One way to begin making your indicators more meaningful is to conduct a survey among your clients/customers. For example, a survey I posed to my Wardell clients revealed three important reasons why people do business with my firm.
- A guarantee they will enjoy success using our program (we promise to double their net value within 2-3 years)
- Assurance in our processes and methodology (we have a proven track record, backed by accounting and industry professionals)
- Personal guidance in achieving their measurable goals
Though my team and I may have known these value-promises were important, a client survey helped us get more specific. For example, we now measure and track the market value of our clients' businesses on a regular basis. As long as these numbers continue to climb, we can be fairly confident that our clients will continue to see value in our services.
Now in everything we do, our first objective is to clearly articulate our stronger, clearer value proposition, and to ensure that the benefits our target clients are seeking are readily understood.
As you develop your own Value Indicators, the questions to keep asking yourself are:
- "Is value being communicated by this number" and
- "What does this number indicate about the future?"Â
For example, customer satisfaction surveys become forward-looking tools once you measure and understand their relationship to your customer retention numbers, which in turn, are a reflection of how people value your services. If customer satisfaction slides, you can immediately address the issue of why your customers' perception of your value is dropping. By identifying this problem directly, you then have the opportunity to rectify it before your sales begin to slide.

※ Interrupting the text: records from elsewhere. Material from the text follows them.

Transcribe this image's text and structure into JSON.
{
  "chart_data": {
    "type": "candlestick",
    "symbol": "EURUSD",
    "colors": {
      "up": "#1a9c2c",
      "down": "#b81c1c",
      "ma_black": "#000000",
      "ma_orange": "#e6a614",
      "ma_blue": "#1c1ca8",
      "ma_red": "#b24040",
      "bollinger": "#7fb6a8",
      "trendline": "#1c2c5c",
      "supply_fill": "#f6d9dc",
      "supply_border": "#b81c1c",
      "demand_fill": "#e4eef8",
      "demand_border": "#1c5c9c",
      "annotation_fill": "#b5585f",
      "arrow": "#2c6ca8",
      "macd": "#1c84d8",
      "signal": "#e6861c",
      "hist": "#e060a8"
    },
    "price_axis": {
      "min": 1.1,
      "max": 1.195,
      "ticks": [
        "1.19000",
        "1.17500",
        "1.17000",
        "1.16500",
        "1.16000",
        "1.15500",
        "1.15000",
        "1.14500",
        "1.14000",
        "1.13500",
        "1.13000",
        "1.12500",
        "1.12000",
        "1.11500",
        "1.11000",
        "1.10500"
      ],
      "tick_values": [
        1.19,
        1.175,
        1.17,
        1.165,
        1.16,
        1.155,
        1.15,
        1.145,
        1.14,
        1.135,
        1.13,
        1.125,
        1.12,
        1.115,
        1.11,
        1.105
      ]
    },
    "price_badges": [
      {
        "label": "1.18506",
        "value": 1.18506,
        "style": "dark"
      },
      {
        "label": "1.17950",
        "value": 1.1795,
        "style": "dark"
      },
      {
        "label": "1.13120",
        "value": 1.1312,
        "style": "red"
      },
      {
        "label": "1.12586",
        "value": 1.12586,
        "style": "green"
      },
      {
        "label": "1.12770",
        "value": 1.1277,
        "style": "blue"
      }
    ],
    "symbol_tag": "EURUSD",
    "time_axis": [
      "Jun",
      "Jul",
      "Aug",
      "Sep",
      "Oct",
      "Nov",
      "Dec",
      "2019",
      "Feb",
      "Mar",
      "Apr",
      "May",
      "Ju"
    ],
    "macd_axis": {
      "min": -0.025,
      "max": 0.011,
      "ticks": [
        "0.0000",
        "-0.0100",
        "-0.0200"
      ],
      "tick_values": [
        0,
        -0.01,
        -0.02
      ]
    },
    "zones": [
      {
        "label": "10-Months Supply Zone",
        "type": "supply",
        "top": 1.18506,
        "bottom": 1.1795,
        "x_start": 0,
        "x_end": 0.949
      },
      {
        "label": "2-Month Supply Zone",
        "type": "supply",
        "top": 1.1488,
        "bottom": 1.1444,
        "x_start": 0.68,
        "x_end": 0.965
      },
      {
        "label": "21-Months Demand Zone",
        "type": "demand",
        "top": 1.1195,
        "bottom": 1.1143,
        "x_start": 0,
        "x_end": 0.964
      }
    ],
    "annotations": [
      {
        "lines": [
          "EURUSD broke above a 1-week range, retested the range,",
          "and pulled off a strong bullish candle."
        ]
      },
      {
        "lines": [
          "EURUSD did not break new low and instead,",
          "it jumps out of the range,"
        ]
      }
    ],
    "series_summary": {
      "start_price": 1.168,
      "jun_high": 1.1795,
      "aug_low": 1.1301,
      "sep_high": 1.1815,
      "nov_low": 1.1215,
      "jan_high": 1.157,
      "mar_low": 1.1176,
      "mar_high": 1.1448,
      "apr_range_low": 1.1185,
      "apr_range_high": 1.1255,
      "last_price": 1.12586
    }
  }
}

Adopting a values-based approach to KPI's applies to every measurable component of your business. Anything that is important to your operations and development, such as margin growth, inventory turns, and customer satisfaction levels, should be measured. To stay on track, compile your results into a standardized format to help monitor how well you are doing at any given time and then share this information across your organization. By determining how to make your numbers value-reflective, you'll find they become alive and motivating to your team. In fact, don't be surprised if people start calling you their Chief Value Officer.